Researchers at Harvard Medical School and the University of Chicago are recommending more transparency concerning the effects that private equity ownership has on hospital and physician practice operations, and the incentives of these firms, after finding increases in falls, new infections, and other harms experienced by patients in these facilities.

Using claims for all fee-for-service Medicare hospitalizations from 2009 to 2019, the authors compared over 600,000 hospitalizations at 51 PE-owned hospitals and more than four million hospitalizations at 259 non-PE-owned ones. Patients in private equity-owned facilities experienced 27% more falls, developed 25% more hospital-acquired infections, and contracted 38% more bloodstream infections from central lines, despite a 16% decrease in central lines following acquisitions.

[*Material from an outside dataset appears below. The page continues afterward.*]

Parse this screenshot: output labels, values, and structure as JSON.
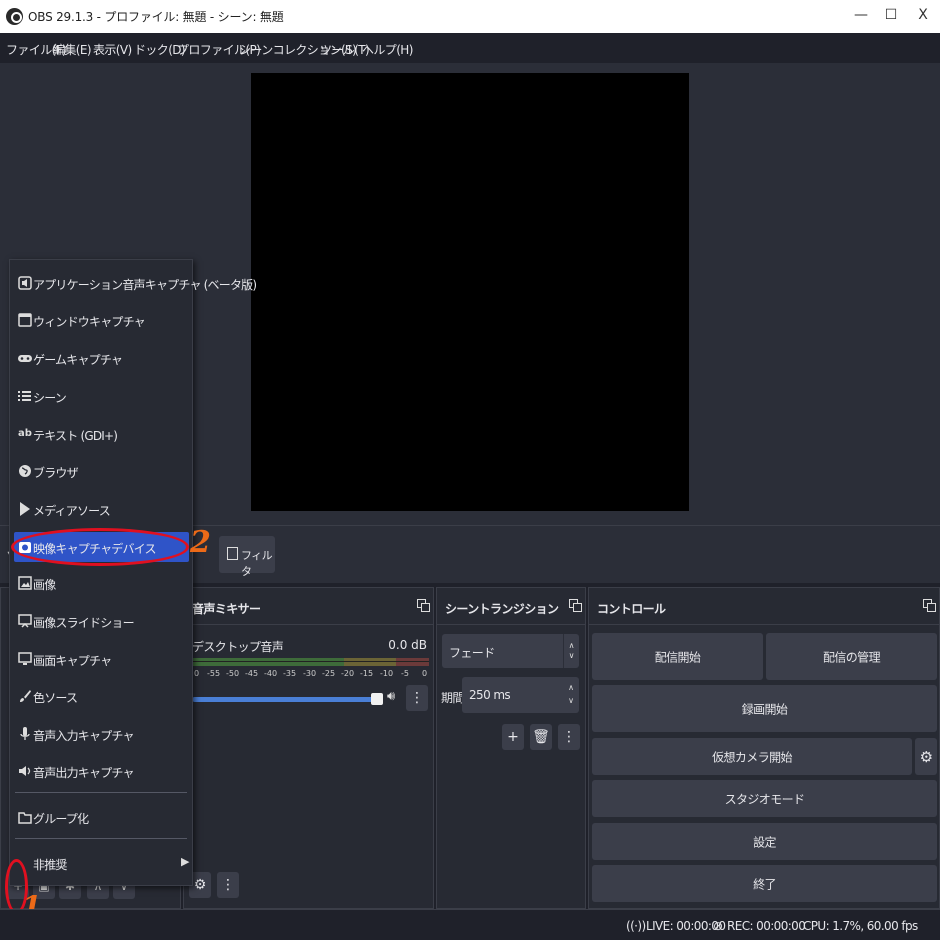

A small decrease in deaths was chalked up to these facilities caring for younger and less disadvantaged patients and more frequent transfers out of PE-owned hospitals. Longer follow-ups revealed this decrease tapered off within a month after discharge.

While evidence of the effects that private equity firms have on care quality is scarce and poorly understood, the authors say their findings indicate that the profit-driven incentives of PE firms may eclipse care quality and health outcomes as a priority. As a result, they say that more transparency is required to show how hospital operations change under private equity firms and in the long-term, affect care quality.

“Patients and providers, investors and taxpayers, employers and insurers, all have a stake in this. Understanding what the corporatization of healthcare delivery means is a goal shared by many across society,” said Zirui Song, associate professor of health care policy and medicine in the Blavatnik Institute and director of research in the Center for Primary Care at HMS, in a statement.

Prior studies have linked PE ownership to increased pricing and reductions in staff, and less profitable services as a means to increase financial performance and pay off debts incurred as part of acquisitions. The authors say this evidence has raised concerns about growing PE investments in the healthcare space, but acknowledge that most PE firm buyouts are of successful operations that are expected to generate the revenue needed to pay off debts.

Evidence has also shown, at least in the short term, that these businesses improve hospital financial performance. But it is this focus on profits and paying off debts that worries the authors, who say it may create perverse incentives favoring profit over patients. They also point out that current requirements dictate that only deals above 111.4 million be reported. While this may help track PE hospital acquisitions, those of less expensive, independent physician practices are more likely to go unreported, preventing assessments of financial performance following acquisitions.

“Hospital success is measured not only in dollars or the number of patients who pass through the doors, but also in lives saved, complication rates, patient satisfaction, and a number of other quality and safety metrics. We need to make sure we fully understand the costs and benefits of this prominent new force in healthcare,” said HMS research fellow Sneha Kannan, a physician in the division of pulmonary and critical care at Massachusetts General Hospital.

The findings were published in JAMA.